A propos de la livraison d’armes aux rebelles libyens, Ayrault avait émis des réserves. « Là, nous émettons plus que des réserves, je dirais même des critiques à l'égard de l'initiative qui a été prise par Nicolas Sarkozy. Où vont ces armes exactement ? Vont-elles vraiment aux forces de l'opposition libyenne contre Kadhafi ou sont-elles utilisées par des groupes terroristes ? Il en circule pas mal dans cette région, donc il faut tout de même être extrêmement prudent. Au début, Nicolas Sarkozy et la majorité n'ont pas du tout compris qu'un mouvement populaire démocratique - le printemps arabe - était en train de naître. Ils ont été totalement absents de ce qui se passait en Tunisie et en Egypte. Et là, il y a une espèce de balancier presque excessif dans la façon de faire. Je crois qu'il faut savoir garder la mesure. En même temps, je le reconnais, il faut savoir terminer une guerre ».
La guerre d'Afghanistan une grande difficulté pour la France
Concernant de la guerre d’Afghanistan, Ayrault estime qu’elle est d’une grande difficulté pour la France.
« Je pense que c'est une vraie difficulté. La question a été posée par Bernard Cazeneuve qui parlait au nom des députés socialistes : « Comment allez-vous financer cette dépense supplémentaire ? Au détriment de quel autre poste budgétaire ? » Ça ne peut être que sur le budget de la Défense naturellement. On ne va pas aller prendre sur le budget de l'Education nationale, qui est déjà bien maltraitée par l'actuel gouvernement et l'actuelle majorité. Mais c'est une vraie question. C'est-à-dire que la France a une vocation à intervenir dans un certain nombre de circonstances exceptionnelles dans le cadre d'un mandat des Nations unies mais elle ne peut pas intervenir partout. C'est impossible. Elle ne peut pas non plus le faire durablement ».

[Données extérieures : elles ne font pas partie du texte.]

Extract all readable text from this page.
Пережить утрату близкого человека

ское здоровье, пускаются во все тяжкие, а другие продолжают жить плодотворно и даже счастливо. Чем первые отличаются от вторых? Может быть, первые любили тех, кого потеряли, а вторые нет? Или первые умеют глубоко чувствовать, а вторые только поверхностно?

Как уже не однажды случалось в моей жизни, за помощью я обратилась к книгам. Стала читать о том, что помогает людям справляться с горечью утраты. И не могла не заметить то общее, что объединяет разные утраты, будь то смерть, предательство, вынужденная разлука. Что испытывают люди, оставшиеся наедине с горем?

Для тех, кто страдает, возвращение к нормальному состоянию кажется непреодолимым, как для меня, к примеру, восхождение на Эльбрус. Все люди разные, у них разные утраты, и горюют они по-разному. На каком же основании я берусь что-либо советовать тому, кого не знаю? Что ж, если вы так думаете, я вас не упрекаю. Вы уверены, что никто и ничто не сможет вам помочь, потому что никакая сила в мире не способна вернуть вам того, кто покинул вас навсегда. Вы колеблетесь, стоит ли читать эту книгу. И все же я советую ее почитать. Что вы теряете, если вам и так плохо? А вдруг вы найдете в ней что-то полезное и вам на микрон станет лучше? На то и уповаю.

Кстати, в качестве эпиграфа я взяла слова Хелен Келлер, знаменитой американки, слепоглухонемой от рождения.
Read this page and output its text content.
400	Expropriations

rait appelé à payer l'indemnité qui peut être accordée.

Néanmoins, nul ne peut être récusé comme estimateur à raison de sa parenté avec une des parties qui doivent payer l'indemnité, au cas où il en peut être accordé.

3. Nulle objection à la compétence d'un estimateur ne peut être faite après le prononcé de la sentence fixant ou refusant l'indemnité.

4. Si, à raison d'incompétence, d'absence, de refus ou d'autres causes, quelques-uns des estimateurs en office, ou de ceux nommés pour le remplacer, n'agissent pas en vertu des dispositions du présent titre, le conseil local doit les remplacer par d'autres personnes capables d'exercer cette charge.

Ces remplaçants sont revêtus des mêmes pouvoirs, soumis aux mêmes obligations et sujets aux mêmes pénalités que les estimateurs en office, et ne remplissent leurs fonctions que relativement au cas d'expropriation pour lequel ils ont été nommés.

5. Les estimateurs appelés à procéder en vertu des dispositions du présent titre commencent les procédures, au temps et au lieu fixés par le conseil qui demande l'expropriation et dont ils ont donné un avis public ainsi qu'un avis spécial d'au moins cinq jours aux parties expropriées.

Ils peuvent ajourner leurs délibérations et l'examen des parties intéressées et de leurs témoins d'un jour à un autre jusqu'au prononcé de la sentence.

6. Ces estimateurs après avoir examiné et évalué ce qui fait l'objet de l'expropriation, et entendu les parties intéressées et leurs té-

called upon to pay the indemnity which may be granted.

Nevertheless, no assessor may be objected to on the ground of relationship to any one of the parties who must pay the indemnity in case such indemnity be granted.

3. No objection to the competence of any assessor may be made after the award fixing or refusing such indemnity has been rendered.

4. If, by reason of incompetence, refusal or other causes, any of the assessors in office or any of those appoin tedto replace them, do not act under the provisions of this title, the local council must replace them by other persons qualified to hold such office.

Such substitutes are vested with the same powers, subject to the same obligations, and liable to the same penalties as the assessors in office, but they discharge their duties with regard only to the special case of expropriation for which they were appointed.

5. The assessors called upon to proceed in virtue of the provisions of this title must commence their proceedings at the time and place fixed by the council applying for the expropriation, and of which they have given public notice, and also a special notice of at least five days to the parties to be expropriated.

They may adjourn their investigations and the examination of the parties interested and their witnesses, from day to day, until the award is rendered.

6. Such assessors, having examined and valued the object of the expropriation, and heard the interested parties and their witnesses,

Dans le même contexte, il appuie le retrait des troupes françaises de ce pays, mais suite à une concertation avec les alliés, notamment les américains. Il est toutefois pour continuer d’aider les afghans à développer les services publics, dont la santé, l’éducation, l’armée et la police.
Moyen-Orient: on ménage la région, notamment la Syrie, à cause des intérêts particuliers
Concernant la crise syrienne, Ayrault pense que « le peuple syrien qui se révolte contre cette dictature a un courage immense. Maintenant il n'y a plus de raison que les grandes puissances comme la Chine et la Russie qui résistent jusqu'à présent au vote d'une résolution au Conseil de Sécurité ne l'acceptent pas ». Il estime « qu’on ménage cette région, notamment la Syrie, à cause des intérêts particuliers ».
Jean-Marc Ayrault annoncera son gouvernement qui dirigera la France, située au sein d’ une Europe en pleine crise et voisinant un Moyen Orient en pleine mutation. Les socialistes seraient-ils en mesure de restituer à la France son équilibre interne et un rôle plus autonome sur la scène internationale ? Les observateurs ne se lassent de spéculer …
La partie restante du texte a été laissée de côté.